Recent progress in Nonlinear Analysis
## Journée thématique

# "Recent progress in Nonlinear Analysis"

## Marseille, 10-11 décembre 2012

## Conférenciers invités

Prof. Bernhard Ruf (Milano)

Prof. Tobias Weth (Frankfurt)

## Programme (mise à jour 10/12/12 18h00)

Le workshop, qui consiste de deux mini-cours de la durée totale de 2h30
chacun, se déroulera dans la salle de conférences de la FRUMAM (Site
St.Charles - Batiment Chimie - 3e étage - plan d'accès).
- lundi 10 décembre

- 13h45-15h00: cours de Bernhard Ruf

- 15h30-16h45: cours de Bernhard Ruf

- mardi 11 décembre

- 9h15-10h30: cours de Tobias Weth

- 11h00-12h15: cours de Tobias Weth

## Abstracts

**"Borderline cases of Sobolev embeddings and related nonlinear PDE's" (Bernhard Ruf)** (pdf version)

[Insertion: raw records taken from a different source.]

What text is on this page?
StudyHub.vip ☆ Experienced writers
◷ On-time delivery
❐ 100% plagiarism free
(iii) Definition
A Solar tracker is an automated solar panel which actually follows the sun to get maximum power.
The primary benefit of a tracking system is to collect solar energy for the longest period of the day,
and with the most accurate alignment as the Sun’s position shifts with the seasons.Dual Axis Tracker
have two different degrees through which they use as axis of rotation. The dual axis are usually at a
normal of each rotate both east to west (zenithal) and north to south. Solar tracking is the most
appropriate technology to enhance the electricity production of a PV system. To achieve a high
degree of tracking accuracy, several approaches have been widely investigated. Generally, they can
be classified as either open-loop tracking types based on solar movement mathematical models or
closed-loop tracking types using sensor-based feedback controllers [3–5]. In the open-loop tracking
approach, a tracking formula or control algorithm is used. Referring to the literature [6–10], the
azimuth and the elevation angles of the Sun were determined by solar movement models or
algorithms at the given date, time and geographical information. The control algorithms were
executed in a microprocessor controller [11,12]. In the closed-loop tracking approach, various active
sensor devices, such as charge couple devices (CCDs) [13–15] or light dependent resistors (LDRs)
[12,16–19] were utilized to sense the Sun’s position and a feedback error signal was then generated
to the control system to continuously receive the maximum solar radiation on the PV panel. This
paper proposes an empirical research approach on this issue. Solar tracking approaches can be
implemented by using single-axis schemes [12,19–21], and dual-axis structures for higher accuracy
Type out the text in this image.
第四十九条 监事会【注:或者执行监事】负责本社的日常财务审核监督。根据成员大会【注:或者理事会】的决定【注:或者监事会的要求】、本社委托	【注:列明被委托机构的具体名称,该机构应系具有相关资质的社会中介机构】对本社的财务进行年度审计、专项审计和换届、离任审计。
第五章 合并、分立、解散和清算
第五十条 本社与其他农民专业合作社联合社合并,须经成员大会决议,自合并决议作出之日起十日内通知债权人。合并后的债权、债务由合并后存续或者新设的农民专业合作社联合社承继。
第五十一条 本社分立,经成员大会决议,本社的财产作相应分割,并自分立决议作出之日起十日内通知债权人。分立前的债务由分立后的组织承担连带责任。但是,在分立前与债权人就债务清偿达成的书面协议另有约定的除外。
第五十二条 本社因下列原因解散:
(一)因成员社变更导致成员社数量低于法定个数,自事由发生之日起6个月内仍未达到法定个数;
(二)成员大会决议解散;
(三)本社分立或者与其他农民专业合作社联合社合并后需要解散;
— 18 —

The well-known Sobolev inequalities are a powerful tool in the study of
nonlinear PDE's. Of particular interest are the limiting, or so-called
critical, embeddings which present several interesting phenomena like:
loss of compactness and of solvability, appearance of group invariances,
concentration phenomena and a related quantization effect (the
so-called bubbling of spheres).
The classical Sobolev inequalities have been extended and generalized in
many directions. An important class concerns the so-called *borderline cases*
in which exponential growth functions appear. While the classical
Sobolev embeddings are by now well understood, there are still many open
questions in the borderline cases; in fact, these are more delicate to
handle due to a lack of explicit scale invariances, no analogue of the
so-called Pohozaev identity, and less friendly spaces to work with. In
these lectures, we will describe recent results about the
- Trudinger-Moser inequality, concerning the Sobolev spaces $W^{1,n}(\Omega)$

- Adams inequality, concerning the spaces: $W^{k,\frac n k}(\Omega)$

- Brezis-Merle inequality, concerning the space $W^{2,1}(\Omega)$

where $\Omega$ denotes a domain in $\mathbb R^n$. We will also present
some new results concerning associated nonlinear elliptic equations with
critical and supercritical growth.

**"Liouville type theorems for a class of non-cooperative elliptic systems" (Tobias Weth)**

I will report on recent joint work with Norman Dancer, Hugo Tavares,
Susanna Terracini and Gianmaria Verzini. For a class of semilinear
elliptic systems with homogeneous gradient type nonlinearity, we study
the question of existence and nonexistence of nontrivial nonnegative
solutions on the entire space and for the corresponding half space
Dirichlet problem. Our results imply - for certain parameter values - a
priori bounds for more general boundary value problems which we also
discuss. Our study includes weakly coupled Schrödinger systems which
have attracted great interest in recent years due to their appearance in
nonlinear optics and in models for multi-component mixtures of
Bose-Einstein condensates. In some cases,
we identify optimal parameter ranges for which a priori bounds hold. The
key difference to classical results is that the systems we consider are
non-cooperative.

Last modified: 25/11/2012